Two genres bolted together, basically. Investigation, then a fast action beat. Odencat has done this kind of structural mash before with Bear's Restaurant and Fishing Paradiso, but Mousebusters looks like it wants more variety per chapter than those did. The risk is obvious. If the recon is too thin, the apartment turns into a fetch quest with a boss attached. If the action is too punishing, it shreds the cozy tone the art is selling. Their track record says they know where that line is. Whether they can hold it across a whole building of residents is the actual question.

The Chief is the tell

Here's the part the store page only hints at. The Chief, your handler back at HQ, knows more than he's saying. Odencat games almost always do this.
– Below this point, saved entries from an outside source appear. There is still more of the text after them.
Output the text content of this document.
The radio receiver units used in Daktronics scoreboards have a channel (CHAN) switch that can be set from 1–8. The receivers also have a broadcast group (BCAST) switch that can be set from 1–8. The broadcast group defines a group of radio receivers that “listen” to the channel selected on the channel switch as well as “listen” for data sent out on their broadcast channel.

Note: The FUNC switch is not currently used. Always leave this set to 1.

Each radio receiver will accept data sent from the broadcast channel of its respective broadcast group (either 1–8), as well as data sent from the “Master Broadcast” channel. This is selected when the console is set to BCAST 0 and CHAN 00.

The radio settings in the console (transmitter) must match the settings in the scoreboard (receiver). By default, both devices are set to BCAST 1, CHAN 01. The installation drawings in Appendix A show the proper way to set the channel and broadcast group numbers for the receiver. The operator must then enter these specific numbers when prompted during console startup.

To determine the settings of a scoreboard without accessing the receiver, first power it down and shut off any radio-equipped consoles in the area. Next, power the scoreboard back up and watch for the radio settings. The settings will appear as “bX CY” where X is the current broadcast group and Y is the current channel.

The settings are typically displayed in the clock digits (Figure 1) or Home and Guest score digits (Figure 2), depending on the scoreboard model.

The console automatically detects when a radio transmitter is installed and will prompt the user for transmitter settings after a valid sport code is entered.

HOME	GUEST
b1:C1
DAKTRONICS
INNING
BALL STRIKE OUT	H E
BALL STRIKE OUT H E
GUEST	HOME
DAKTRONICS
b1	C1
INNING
Present something adorable, then slowly twist the knife until you realize the cute frame was hiding a story about grief, or regret, or something colder. The description outright says "just how deep does this conspiracy go," which is the studio waving at returning fans. If you've played their back catalog, you already know the late game is where these things earn their reputation.

So go in expecting Luigi's Mansion with mice and you'll probably misread what's actually happening in the back half.

What's actually known

The current Steam listing points at June 2026, which is a slip from the 2024 window the original trailer was still showing. Odencat's own site is a sparse JP/EN landing page. No devlogs, no technical breakdown, nobody parading engine specs around. That's on-brand for them. They ship when they ship and they don't really play the marketing-beats game. For a small studio working in pixel-art 2D, Switch and Steam is basically the entire viable market, and both are confirmed.

One thing worth flagging. Searching for video coverage right now is a mess. The name collides with a 2020 episode of the K-pop variety show Going Seventeen, which dominates results, plus a separate mobile puzzle game using the same title. Actual footage of Odencat's project is essentially limited to the studio's own trailer. The community-driven discovery layer that usually props up small pixel games hasn't shown up yet. Six months out from a launch window, that's a real problem.

The marketing problem

A game like Mousebusters cannot win a mass-market shove. The audience for a 4-to-6-hour pixel adventure about emotional ghosts is not the audience scrolling Steam's new-release firehose hunting the next survival-craft thing. Trying to broadcast wide is how good small games die quietly in week one, buried under whatever AA release ate the front page that Tuesday.

The realistic path is hyper-targeted. Cozy-game YouTubers who covered A Short Hike and Spiritfarer. Narrative streamers in the Omori and OFF orbit. Pixel-art TikTok accounts. The specific Japanese-indie translation community that already follows Odencat's previous work. Maybe a few hundred creators total, globally, who can actually move the needle for this exact title. Finding them by hand is grunt work, and pitching them cold without knowing whether they've already covered Bear's Restaurant is how outreach burns out by week three. This is the slot tools like CreatorFetch quietly try to fill for studios at Odencat's scale, the infrastructure for figuring out which creators in those narrow niches actually convert for cozy-but-dark pixel narratives, instead of mass-emailing every channel with "indie game" in the bio and hoping.

Should you care

If you've played anything Odencat has shipped, this is already on your list. If you haven't, Mousebusters is probably the most accessible entry point they've made. The hook is louder, the gameplay variety is wider, and the haunted-apartment frame gives them a structural excuse to keep switching things up. 2026 is a long wait for a game this small, and the lack of detailed dev communication between now and then is going to test fan patience. But the studio has earned the benefit of the doubt. They don't ship filler.